The skinny: I will be implementing schema evolution for the Django project. Watch this category for further updates.
The meat of my proposal:
I would like to implement the introspection and migration schema evolution suggestions detailed here: [http://code.djangoproject.com/wiki/SchemaEvolution]
I am in a unique position for this proposal because I have implemented much of this functionality before. I am the PM/tech lead for a large (~400k loc) java based web application. We have a 200+ table schema, and last December I wrote a schema manager that implements much of what is described in your schema evolution proposal. (this is no coincidence – Django’s need was my catalyst/inspiration) Obviously I would not be able to use any of the code (as it was written for an Air Force contract), but the techniques would be transferable.
The schema manager I wrote (in Java, manipulating an Oracle DB, and likely on the outer difficulty edge of any similar implementation) was developed independently from your wiki’s proposal. (it was inspired by the one-line ‘this would be hard but nice to have’ comment in the 0.9.0 documentation, IIRC) However it implements everything listed in your ‘Automatically applied migration code’ suggestion. Additionally, it supports the following:
- automatic downgrades are supported (in addition to upgrades)

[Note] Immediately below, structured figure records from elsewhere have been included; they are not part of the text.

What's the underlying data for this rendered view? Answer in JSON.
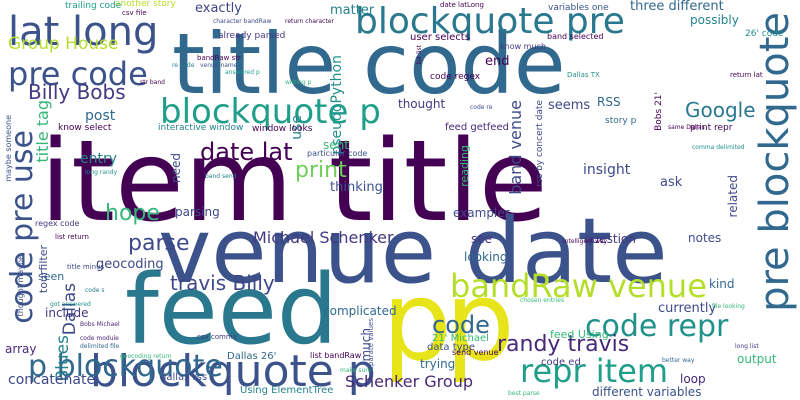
{
  "words": [
    {
      "text": "item title",
      "color": "#440154"
    },
    {
      "text": "venue date",
      "color": "#3b528b"
    },
    {
      "text": "title code",
      "color": "#31688e"
    },
    {
      "text": "feed",
      "color": "#2a788e"
    },
    {
      "text": "p",
      "color": "#e7e419"
    },
    {
      "text": "p",
      "color": "#e7e419"
    },
    {
      "text": "blockquote p",
      "color": "#3b528b"
    },
    {
      "text": "blockquote pre",
      "color": "#2a788e"
    },
    {
      "text": "pre blockquote",
      "color": "#31688e"
    },
    {
      "text": "bandRaw venue",
      "color": "#b5de2b"
    },
    {
      "text": "code repr",
      "color": "#21918c"
    },
    {
      "text": "repr item",
      "color": "#1f9e89"
    },
    {
      "text": "p blockquote",
      "color": "#31688e"
    },
    {
      "text": "code pre use",
      "color": "#3b528b"
    },
    {
      "text": "lat long",
      "color": "#3b528b"
    },
    {
      "text": "pre code",
      "color": "#3b528b"
    },
    {
      "text": "blockquote p",
      "color": "#1f9e89"
    },
    {
      "text": "title tag",
      "color": "#35b779"
    },
    {
      "text": "Group House",
      "color": "#b5de2b"
    },
    {
      "text": "Billy Bobs",
      "color": "#443983"
    },
    {
      "text": "date lat",
      "color": "#440154"
    },
    {
      "text": "Google",
      "color": "#2a788e"
    },
    {
      "text": "print",
      "color": "#6ece58"
    },
    {
      "text": "hope",
      "color": "#35b779"
    },
    {
      "text": "parse",
      "color": "#3e4989"
    },
    {
      "text": "travis Billy",
      "color": "#3e4989"
    },
    {
      "text": "Michael Schenker",
      "color": "#443983"
    },
    {
      "text": "code",
      "color": "#31688e"
    },
    {
      "text": "randy travis",
      "color": "#482878"
    },
    {
      "text": "Schenker Group",
      "color": "#482878"
    },
    {
      "text": "band venue",
      "color": "#3e4989"
    },
    {
      "text": "Blues",
      "color": "#26828e"
    },
    {
      "text": "Dallas",
      "color": "#3e4989"
    },
    {
      "text": "concatenate",
      "color": "#3e4989"
    },
    {
      "text": "pseudoPython",
      "color": "#21918c"
    },
    {
      "text": "exactly",
      "color": "#3e4989"
    },
    {
      "text": "matter",
      "color": "#26828e"
    },
    {
      "text": "three different",
      "color": "#31688e"
    },
    {
      "text": "possibly",
      "color": "#26828e"
    },
    {
      "text": "user selects",
      "color": "#440154"
    },
    {
      "text": "code regex",
      "color": "#440154"
    },
    {
      "text": "end",
      "color": "#440154"
    },
    {
      "text": "RSS",
      "color": "#31688e"
    },
    {
      "text": "thought",
      "color": "#443983"
    },
    {
      "text": "seems",
      "color": "#3e4989"
    },
    {
      "text": "post",
      "color": "#31688e"
    },
    {
      "text": "entry",
      "color": "#26828e"
    },
    {
      "text": "use",
      "color": "#26828e"
    },
    {
      "text": "need",
      "color": "#3e4989"
    },
    {
      "text": "sent",
      "color": "#35b779"
    },
    {
      "text": "thinking",
      "color": "#3b528b"
    },
    {
      "text": "reading",
      "color": "#35b779"
    },
    {
      "text": "insight",
      "color": "#3e4989"
    },
    {
      "text": "related",
      "color": "#3e4989"
    },
    {
      "text": "ask",
      "color": "#3e4989"
    },
    {
      "text": "parsing",
      "color": "#3e4989"
    },
    {
      "text": "examples",
      "color": "#3e4989"
    },
    {
      "text": "question",
      "color": "#443983"
    },
    {
      "text": "notes",
      "color": "#3e4989"
    },
    {
      "text": "see",
      "color": "#443983"
    },
    {
      "text": "looking",
      "color": "#31688e"
    },
    {
      "text": "kind",
      "color": "#31688e"
    },
    {
      "text": "currently",
      "color": "#3e4989"
    },
    {
      "text": "geocoding",
      "color": "#3e4989"
    },
    {
      "text": "include",
      "color": "#443983"
    },
    {
      "text": "complicated",
      "color": "#31688e"
    },
    {
      "text": "much",
      "color": "#3e4989"
    },
    {
      "text": "trying",
      "color": "#31688e"
    },
    {
      "text": "loop",
      "color": "#482878"
    },
    {
      "text": "output",
      "color": "#35b779"
    },
    {
      "text": "different variables",
      "color": "#3b528b"
    },
    {
      "text": "array",
      "color": "#482878"
    },
    {
      "text": "seen",
      "color": "#31688e"
    },
    {
      "text": "tourfilter",
      "color": "#3e4989"
    },
    {
      "text": "feed Using",
      "color": "#35b779"
    },
    {
      "text": "21' Michael",
      "color": "#35b779"
    },
    {
      "text": "code ed",
      "color": "#443983"
    },
    {
      "text": "Dallas 26'",
      "color": "#31688e"
    },
    {
      "text": "dallas rss",
      "color": "#3e4989"
    },
    {
      "text": "Using ElementTree",
      "color": "#26828e"
    },
    {
      "text": "data type",
      "color": "#3b528b"
    },
    {
      "text": "send venue",
      "color": "#440154"
    },
    {
      "text": "list bandRaw",
      "color": "#440154"
    },
    {
      "text": "feed getfeed",
      "color": "#482878"
    },
    {
      "text": "print repr",
      "color": "#440154"
    },
    {
      "text": "story p",
      "color": "#31688e"
    },
    {
      "text": "know select",
      "color": "#440154"
    },
    {
      "text": "interactive window",
      "color": "#26828e"
    },
    {
      "text": "window looks",
      "color": "#440154"
    },
    {
      "text": "particular code",
      "color": "#3b528b"
    },
    {
      "text": "already parsed",
      "color": "#443983"
    },
    {
      "text": "another story",
      "color": "#b5de2b"
    },
    {
      "text": "trailing code",
      "color": "#1f9e89"
    },
    {
      "text": "variables one",
      "color": "#3b528b"
    },
    {
      "text": "date latLong",
      "color": "#440154"
    },
    {
      "text": "band selected",
      "color": "#440154"
    },
    {
      "text": "know much",
      "color": "#443983"
    },
    {
      "text": "26' code",
      "color": "#21918c"
    },
    {
      "text": "return lat",
      "color": "#440154"
    },
    {
      "text": "Dallas TX",
      "color": "#21918c"
    },
    {
      "text": "list list",
      "color": "#440154"
    },
    {
      "text": "character bandRaw",
      "color": "#3e4989"
    },
    {
      "text": "return character",
      "color": "#440154"
    },
    {
      "text": "csv file",
      "color": "#440154"
    },
    {
      "text": "csv comma",
      "color": "#443983"
    },
    {
      "text": "regex code",
      "color": "#443983"
    },
    {
      "text": "list return",
      "color": "#440154"
    },
    {
      "text": "title minus",
      "color": "#3e4989"
    },
    {
      "text": "long randy",
      "color": "#21918c"
    },
    {
      "text": "band send",
      "color": "#26828e"
    },
    {
      "text": "maybe someone",
      "color": "#3b528b"
    },
    {
      "text": "thought maybe",
      "color": "#3b528b"
    },
    {
      "text": "got answered",
      "color": "#21918c"
    },
    {
      "text": "code s",
      "color": "#26828e"
    },
    {
      "text": "Bobs Michael",
      "color": "#482878"
    },
    {
      "text": "code module",
      "color": "#482878"
    },
    {
      "text": "delimited file",
      "color": "#31688e"
    },
    {
      "text": "geocoding return",
      "color": "#35b779"
    },
    {
      "text": "make sure",
      "color": "#35b779"
    },
    {
      "text": "chosen entries",
      "color": "#35b779"
    },
    {
      "text": "intelligent way",
      "color": "#440154"
    },
    {
      "text": "file looking",
      "color": "#35b779"
    },
    {
      "text": "better way",
      "color": "#31688e"
    },
    {
      "text": "long list",
      "color": "#443983"
    },
    {
      "text": "best parse",
      "color": "#35b779"
    },
    {
      "text": "rss by concert date",
      "color": "#3e4989"
    },
    {
      "text": "separate values",
      "color": "#3b528b"
    },
    {
      "text": "Bobs 21'",
      "color": "#440154"
    },
    {
      "text": "same Dallas",
      "color": "#440154"
    },
    {
      "text": "comma delimited",
      "color": "#21918c"
    },
    {
      "text": "writing p",
      "color": "#35b779"
    },
    {
      "text": "code re",
      "color": "#3e4989"
    },
    {
      "text": "re code",
      "color": "#26828e"
    },
    {
      "text": "str band",
      "color": "#440154"
    },
    {
      "text": "bandRaw str",
      "color": "#440154"
    },
    {
      "text": "venue name",
      "color": "#3b528b"
    },
    {
      "text": "answered p",
      "color": "#1f9e89"
    }
  ]
}
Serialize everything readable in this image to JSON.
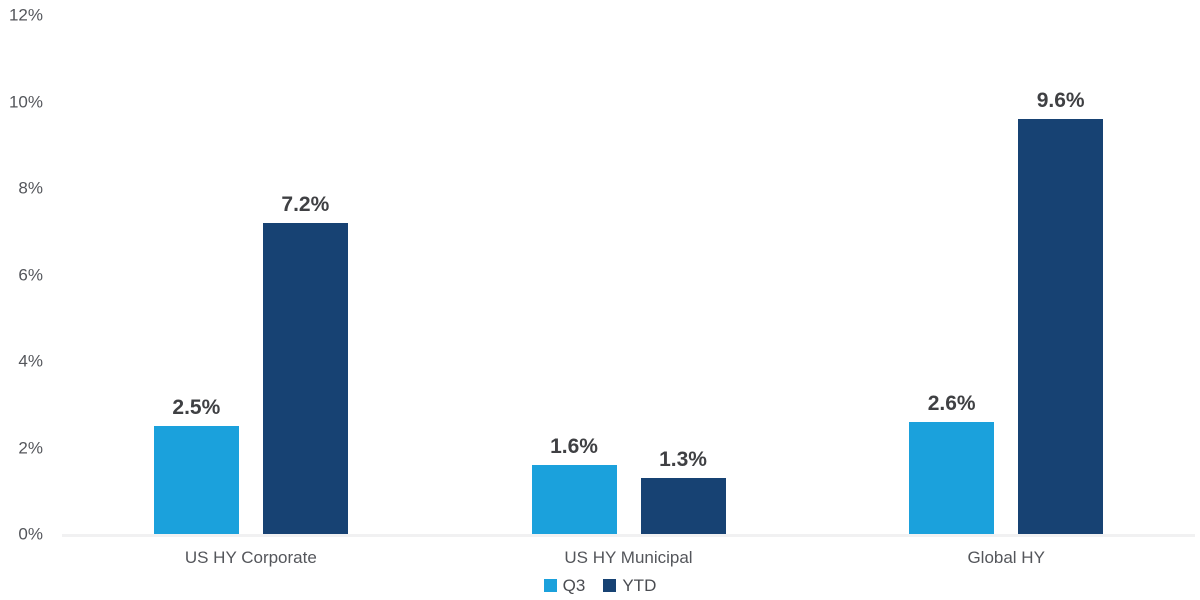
{
  "chart_data": {
    "type": "bar",
    "title": "",
    "categories": [
      "US HY Corporate",
      "US HY Municipal",
      "Global HY"
    ],
    "series": [
      {
        "name": "Q3",
        "color": "#1ba1dc",
        "values": [
          2.5,
          1.6,
          2.6
        ],
        "data_labels": [
          "2.5%",
          "1.6%",
          "2.6%"
        ]
      },
      {
        "name": "YTD",
        "color": "#174273",
        "values": [
          7.2,
          1.3,
          9.6
        ],
        "data_labels": [
          "7.2%",
          "1.3%",
          "9.6%"
        ]
      }
    ],
    "y_axis": {
      "min": 0,
      "max": 12,
      "step": 2,
      "ticks": [
        "0%",
        "2%",
        "4%",
        "6%",
        "8%",
        "10%",
        "12%"
      ],
      "grid": false
    },
    "legend": {
      "position": "bottom-center",
      "entries": [
        {
          "label": "Q3",
          "color": "#1ba1dc"
        },
        {
          "label": "YTD",
          "color": "#174273"
        }
      ]
    }
  },
  "colors": {
    "q3_bar": "#1ba1dc",
    "ytd_bar": "#174273",
    "axis_text": "#54565b",
    "data_label_text": "#3f4043",
    "baseline": "#f1f1f2",
    "background": "#ffffff"
  }
}
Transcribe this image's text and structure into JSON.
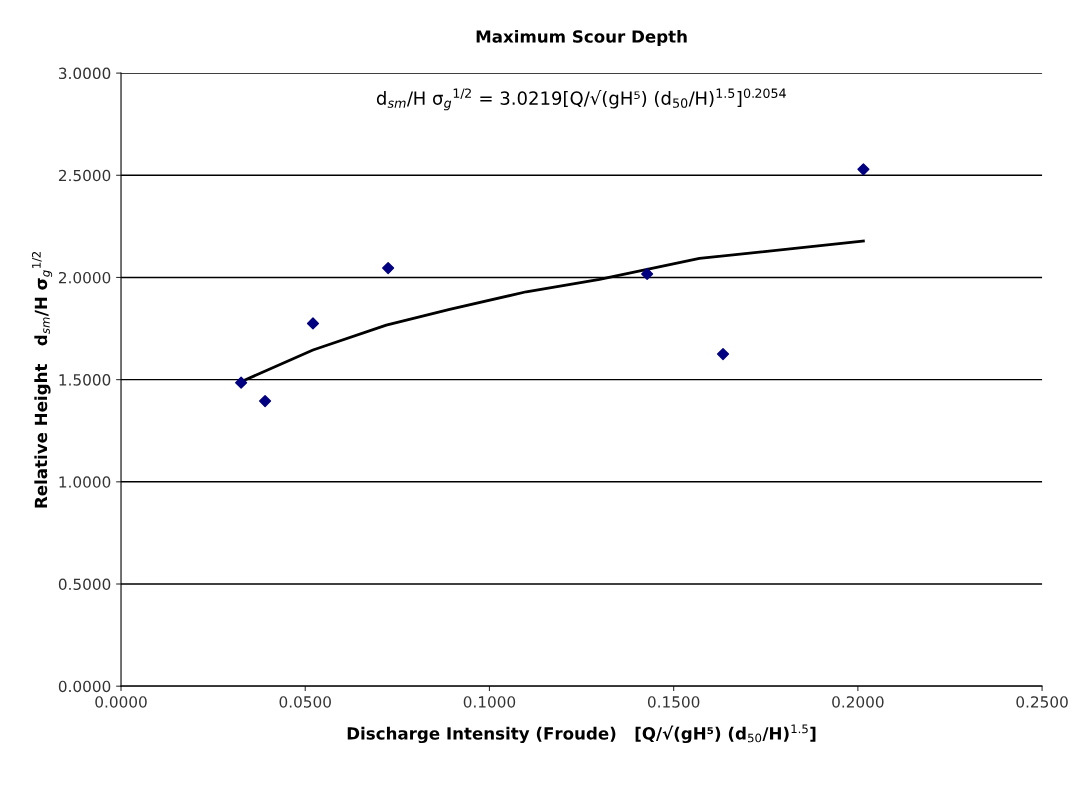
{
  "chart_data": {
    "type": "scatter",
    "title": "Maximum Scour Depth",
    "xlabel": "Discharge Intensity (Froude)   [Q/√(gH⁵) (d$_{50}$/H)$^{1.5}$]",
    "ylabel": "Relative Height   d$_{sm}$/H σ$_{g}$$^{1/2}$",
    "annotations": [
      "d$_{sm}$/H σ$_{g}$$^{1/2}$ = 3.0219[Q/√(gH⁵) (d$_{50}$/H)$^{1.5}$]$^{0.2054}$"
    ],
    "series": [
      {
        "color": "#000080",
        "marker": "diamond",
        "x": [
          0.0326,
          0.0391,
          0.0521,
          0.0725,
          0.1428,
          0.1634,
          0.2015
        ],
        "values": [
          1.485,
          1.395,
          1.775,
          2.046,
          2.017,
          1.625,
          2.529
        ]
      },
      {
        "type": "line",
        "color": "#000000",
        "line_style": "solid",
        "x": [
          0.0326,
          0.0521,
          0.072,
          0.0892,
          0.11,
          0.1299,
          0.157,
          0.2015
        ],
        "values": [
          1.49,
          1.645,
          1.767,
          1.844,
          1.93,
          1.991,
          2.093,
          2.178
        ]
      }
    ],
    "xlim": [
      0,
      0.25
    ],
    "xticks": [
      {
        "value": 0,
        "label": "0.0000"
      },
      {
        "value": 0.05,
        "label": "0.0500"
      },
      {
        "value": 0.1,
        "label": "0.1000"
      },
      {
        "value": 0.15,
        "label": "0.1500"
      },
      {
        "value": 0.2,
        "label": "0.2000"
      },
      {
        "value": 0.25,
        "label": "0.2500"
      }
    ],
    "ylim": [
      0,
      3
    ],
    "yticks": [
      {
        "value": 0,
        "label": "0.0000"
      },
      {
        "value": 0.5,
        "label": "0.5000"
      },
      {
        "value": 1,
        "label": "1.0000"
      },
      {
        "value": 1.5,
        "label": "1.5000"
      },
      {
        "value": 2,
        "label": "2.0000"
      },
      {
        "value": 2.5,
        "label": "2.5000"
      },
      {
        "value": 3,
        "label": "3.0000"
      }
    ],
    "grid": "y"
  }
}
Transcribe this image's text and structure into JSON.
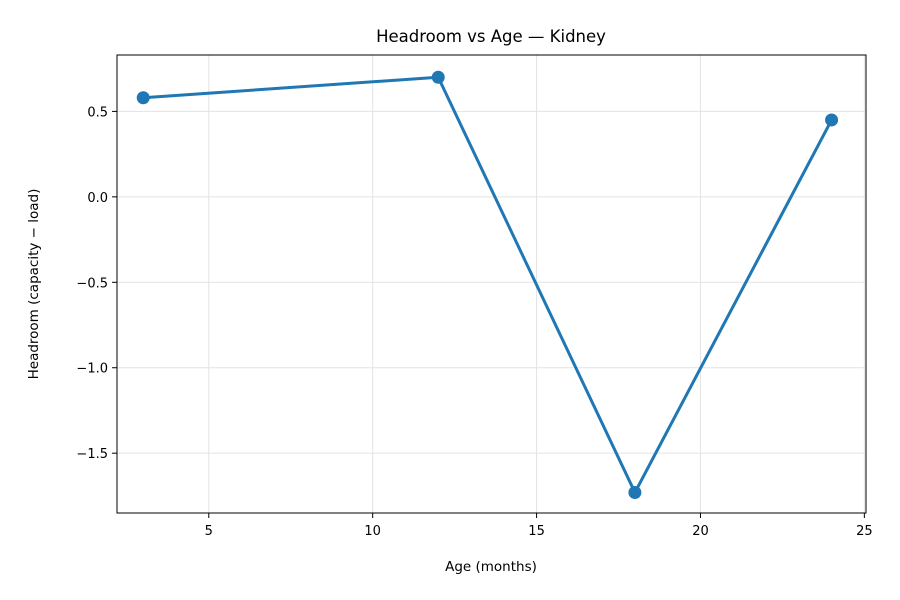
{
  "chart_data": {
    "type": "line",
    "title": "Headroom vs Age — Kidney",
    "xlabel": "Age (months)",
    "ylabel": "Headroom (capacity − load)",
    "xlim": [
      2.2,
      25.05
    ],
    "ylim": [
      -1.85,
      0.83
    ],
    "xticks": [
      5,
      10,
      15,
      20,
      25
    ],
    "xtick_labels": [
      "5",
      "10",
      "15",
      "20",
      "25"
    ],
    "yticks": [
      0.5,
      0.0,
      -0.5,
      -1.0,
      -1.5
    ],
    "ytick_labels": [
      "0.5",
      "0.0",
      "−0.5",
      "−1.0",
      "−1.5"
    ],
    "grid": true,
    "series": [
      {
        "color": "#1f77b4",
        "x": [
          3,
          12,
          18,
          24
        ],
        "y": [
          0.58,
          0.7,
          -1.73,
          0.45
        ]
      }
    ]
  }
}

- the application can automatically identify a schema without a ’schema version’ table
- the application can verify the accuracy of a schema
- multiple schema identification algorithms are simultaneously supported (for instance: primary keys, foreign keys and constraints can be named in Oracle – should a constraint name change be considered a schema version change? you decide)
- multiple different schemas with ‘equivalent’ functionality can be mapped back to a single logical schema version (‘equivalency’ obviously being determined by the developer)
I would like to note that this would not be simply a porting project. For obvious legal reasons I would not have access to my previous code base. It would be in a different language. (I am familiar with Python, but not yet competent) It would be designed against a different database. And it would be for an object framework very different from my previous application experience. Nonetheless, many of the ‘hard’ problems associated with this type of functionality I have already solved, proven and deployed.
As far as the introspection functionality, this was prototyped, but never deployed for the following reasons:
- my application does not have a central, unified object definition mechanism from which to base such a function
- converting our application to such would have been prohibitive
- other development requirements took priority
However my exploratory code towards this was promising. (you all would be proud of my tuple-based model implementation in Java – made quite the use of the new 1.5 features and had full compile-time checking of all parameters)
BTW, I briefly considered a full Java port of Django last winter. (I’ve owned django4j.com for a while now) I still think it would be a good long-term idea, but a bit much for a summer project.
As far as any legal concerns you might have, I’ve contributed to open source projects before with both my company’s and the government’s knowledge and approval. (including my own project, buglist) I know the landscape well. Plus my contract will be ending soon. (on 6/30)
Anyway, I look forward to working with you all.
– Derek Anderson
P.S. Yes, getting *everyone* to save their migration scripts in a VCS should be an absolute, unwavering requirement. Good god it scares me how few people do this.